Stop talking about just the cash flow; let everyone get with the vision. When I started writing for www.devhardware.com, I discovered that the vision in the opinions section is to provide information on trends and future events. You and your design and copy team should sit and talk about your vision all the time. The cash flow is your reward for pursuing vision. If you abandon vision in pursuit of cash flow you will discover that as soon as you start chasing the money, the money starts running.

If people catch your vision, they will probably just throw money at you. If they don’t, then you better have great benefits and credentials. But a vision will make them disregard all that as they beat a path to your door.

Real Experiences

Most ezines contain features and benefits.

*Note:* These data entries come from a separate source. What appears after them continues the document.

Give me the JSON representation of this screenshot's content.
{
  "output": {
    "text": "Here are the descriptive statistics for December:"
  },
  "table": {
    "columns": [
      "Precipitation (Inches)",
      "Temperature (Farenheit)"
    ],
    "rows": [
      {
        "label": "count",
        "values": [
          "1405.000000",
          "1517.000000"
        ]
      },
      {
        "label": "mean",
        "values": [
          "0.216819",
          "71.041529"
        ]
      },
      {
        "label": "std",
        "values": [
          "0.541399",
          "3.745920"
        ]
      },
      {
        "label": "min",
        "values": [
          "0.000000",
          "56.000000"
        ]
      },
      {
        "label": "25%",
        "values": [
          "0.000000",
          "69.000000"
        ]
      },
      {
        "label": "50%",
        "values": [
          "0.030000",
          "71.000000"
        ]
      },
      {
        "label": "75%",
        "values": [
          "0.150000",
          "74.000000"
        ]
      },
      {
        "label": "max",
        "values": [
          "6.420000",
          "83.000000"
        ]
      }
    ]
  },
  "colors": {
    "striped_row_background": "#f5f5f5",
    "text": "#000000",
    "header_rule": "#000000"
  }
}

As a designer/copywriter I find it hard to incorporate vision into content if the vision does not exist (hence hours spent laboring over key word research). Currently however I am working on three projects that actually have visions, which opened up multiple key word possibilities which had few competitors yet had wide appeal (a real niche market). The presence of a vision makes the process of generating content relatively interesting.

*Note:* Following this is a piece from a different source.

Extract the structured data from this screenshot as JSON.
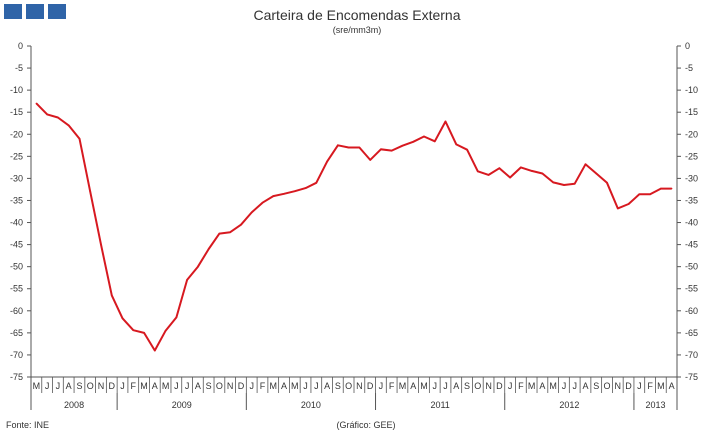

The one I will use as an illustration is a computer tips site. The owners (my resident experts on all things programming and hardware) are thorough bred geeks who write C++ and assemble systems to relax. I was clueless about what to do with their site so I decided to reinvent it (and even rename it) and build it around finding computer resources which will help you slow down physical upgrading while maintaining the relative speed of your PC, to "improve your computer’s performance." We flooded the site with tips, got fellow technophiles to generate content and are monetizing aggressively with affiliates. It was fun to do and we did it like we were just kicking it.

Constant Reinvention

The ezine is still in its delivery stage since we haven’t built up a database, but without a doubt it will have our vision, "improve your computer’s performance," all over it. Right now we are working on the technical aspects of the ezine delivery and on who our target demographics should be. It is inevitable that both our market and our product will evolve over time, and quite possibly our vision as well.

So even when "selling your vision," you must realize that it will inevitably change, and you have to understand the times you live in. For example, currently interactivity is in with web site design, and static is out. It is all "web 2.0." If you are still keeping a static site and your competition is light years ahead, then you have to tailor your vision to fit the terrain. You must not expect to remain stationary but be open to varying routines, themes and even varying your "vision."

Yes, do buy Michael Katz lunch if you ever catch up with him.